The development is raising potential new problems for already troubled prepaid tuition programs, which have been set up in many states to allow families to lock in today's tuitions for when their kids reach college.
The revisions are driven by the collision between steadily rising operating costs at the colleges and increasingly strapped legislatures that have found university support an easy target for budget cuts.
As many of these schools see it, state assistance has declined so much over the years that it is no longer worth the restrictions that accompany it, including curbs on tuition increases.
The schools' approaches differ somewhat, but in most cases freedom to raise tuition, especially on at least some in-state students, seems to be a key goal. For example, Miami University in Ohio has adopted a private-school-like pricing model: It nominally charges a high tuition, then offsets it in many cases with extensive discounting in the form of student aid.

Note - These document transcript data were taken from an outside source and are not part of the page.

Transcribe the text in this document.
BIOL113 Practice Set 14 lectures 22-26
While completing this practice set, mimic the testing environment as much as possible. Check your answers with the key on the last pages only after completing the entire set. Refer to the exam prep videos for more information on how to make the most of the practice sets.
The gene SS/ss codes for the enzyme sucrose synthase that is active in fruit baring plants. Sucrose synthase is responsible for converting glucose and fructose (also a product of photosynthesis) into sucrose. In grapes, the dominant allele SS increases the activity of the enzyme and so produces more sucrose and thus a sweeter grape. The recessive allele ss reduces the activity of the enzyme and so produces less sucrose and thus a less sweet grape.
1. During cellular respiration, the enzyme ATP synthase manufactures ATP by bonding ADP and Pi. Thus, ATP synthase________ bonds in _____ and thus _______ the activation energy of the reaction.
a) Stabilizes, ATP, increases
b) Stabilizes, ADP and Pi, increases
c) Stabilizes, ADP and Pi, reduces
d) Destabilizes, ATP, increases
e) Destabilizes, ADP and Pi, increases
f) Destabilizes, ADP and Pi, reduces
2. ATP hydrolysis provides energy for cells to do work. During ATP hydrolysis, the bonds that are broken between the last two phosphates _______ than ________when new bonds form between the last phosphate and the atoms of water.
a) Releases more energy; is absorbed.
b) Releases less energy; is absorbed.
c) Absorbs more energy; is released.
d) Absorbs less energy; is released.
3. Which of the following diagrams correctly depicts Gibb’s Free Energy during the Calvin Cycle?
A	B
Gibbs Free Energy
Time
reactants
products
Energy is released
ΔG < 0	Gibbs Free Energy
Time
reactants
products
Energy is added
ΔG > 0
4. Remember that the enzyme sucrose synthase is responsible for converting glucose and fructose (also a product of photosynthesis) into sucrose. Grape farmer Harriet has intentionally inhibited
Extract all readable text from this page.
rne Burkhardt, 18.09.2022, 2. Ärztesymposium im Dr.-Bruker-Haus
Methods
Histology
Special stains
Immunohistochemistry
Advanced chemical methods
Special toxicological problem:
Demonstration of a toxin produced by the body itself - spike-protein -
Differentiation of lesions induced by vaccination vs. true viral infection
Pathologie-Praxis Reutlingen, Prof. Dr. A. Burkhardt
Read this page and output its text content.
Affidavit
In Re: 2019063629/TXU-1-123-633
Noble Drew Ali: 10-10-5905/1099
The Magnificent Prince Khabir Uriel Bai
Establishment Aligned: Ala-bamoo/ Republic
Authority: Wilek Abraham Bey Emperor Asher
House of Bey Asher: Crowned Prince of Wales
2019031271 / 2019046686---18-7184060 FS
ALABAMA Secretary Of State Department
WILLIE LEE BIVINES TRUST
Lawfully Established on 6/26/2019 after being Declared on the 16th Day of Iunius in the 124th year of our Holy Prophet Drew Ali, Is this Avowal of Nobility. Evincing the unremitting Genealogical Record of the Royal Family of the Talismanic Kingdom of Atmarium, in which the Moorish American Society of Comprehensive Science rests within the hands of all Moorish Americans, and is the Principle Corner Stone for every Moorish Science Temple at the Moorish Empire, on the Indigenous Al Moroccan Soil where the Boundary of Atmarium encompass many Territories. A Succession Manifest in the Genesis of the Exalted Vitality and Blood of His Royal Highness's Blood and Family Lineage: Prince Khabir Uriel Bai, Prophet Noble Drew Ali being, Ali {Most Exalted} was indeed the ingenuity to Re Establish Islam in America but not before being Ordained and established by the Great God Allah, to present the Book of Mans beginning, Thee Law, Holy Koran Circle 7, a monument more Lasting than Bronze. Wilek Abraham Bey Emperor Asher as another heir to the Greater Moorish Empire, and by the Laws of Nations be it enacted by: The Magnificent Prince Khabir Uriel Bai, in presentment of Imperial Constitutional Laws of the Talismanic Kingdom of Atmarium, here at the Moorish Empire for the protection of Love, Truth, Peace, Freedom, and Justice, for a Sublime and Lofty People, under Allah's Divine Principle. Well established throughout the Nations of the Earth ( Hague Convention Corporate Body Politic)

Miami and others say this model gives them the flexibility they need to compete with private colleges. Miami officials said it has allowed them to boost aid for moderate-income in-state students who were being priced out by increases that had occurred under the old model.
In other cases, schools are boosting tuition and using the extra money to sweeten aid packages for top applicants who would otherwise attend private or out-of-state institutions.
These approaches are controversial for a number of reasons, and they are making it very difficult for their states' prepaid tuition programs to continue.
These programs typically allow a family to buy a contract that promises to pay all or a specific share of a child's tuition at a state college in the future. The programs assume that their money managers can invest the family's contract payments and use the growing balance to keep up with tuition. But the programs have been struggling in recent years as tuition has suddenly shot ahead and investment returns have sagged.
Most prepaid programs are grounded in the assumption that in-state tuition will be at least somewhat restrained and will be the same for all in-state students. Conversion to a "soak the rich, help the poor" pricing model for in-state kids would create new headaches for these programs because their contractual promise could put them on the hook for the full "sticker price."